A smooth, creamy and gut health promoting soup, this cauliflower and cashew based recipe is also keto friendly. High in protein and fibre and low in carbs, this recipe provides optimal gut health through aiding digestion and supporting the elimination of toxins from the body. It also provides vitamin C, manganese and vitamin E which are potent antioxidants helping to keep our immune systems in tact.
- About 2 cups chopped cauliflower
- 2-3 leeks, white and very light green parts, chopped
- 2 garlic cloves
- Extra-virgin olive oil, for drizzling
- ½ cup raw, unsalted, unroasted cashews, soaked overnight
- 3 cups water
- ⅛ teaspoon smoked paprika (or more to taste)
- Squeeze of fresh lemon
- Sea salt and fresh black pepper
Heat oven to 200C/180C fan/gas 6.
Chop the cauliflower and leeks, place on a baking tray with the garlic and drizzle with olive oil.

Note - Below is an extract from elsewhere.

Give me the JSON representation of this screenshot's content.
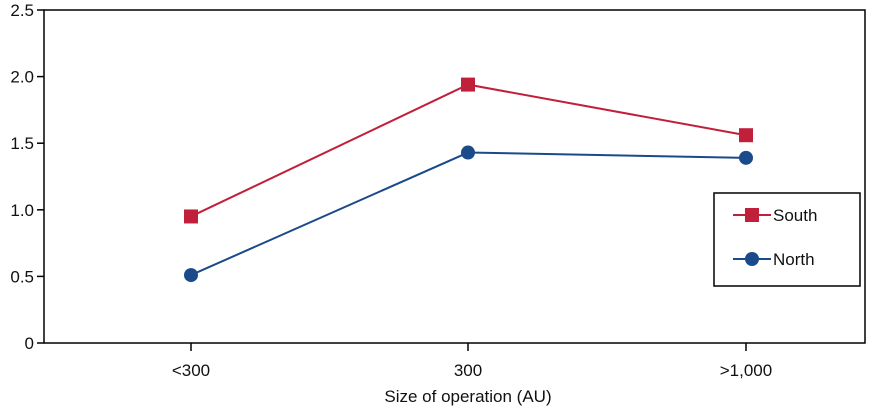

Place in the heated oven and roast until lightly browned.
Add 1 cup of water and the cashews into the blender, blend until completely smooth, add the roasted veg to the cashews.
Add another cup of water and blend until desired consistency is reached, add water as necessary.
Season to taste, add a squeeze of lemon, a drizzle of olive oil and a sprinkle of paprika.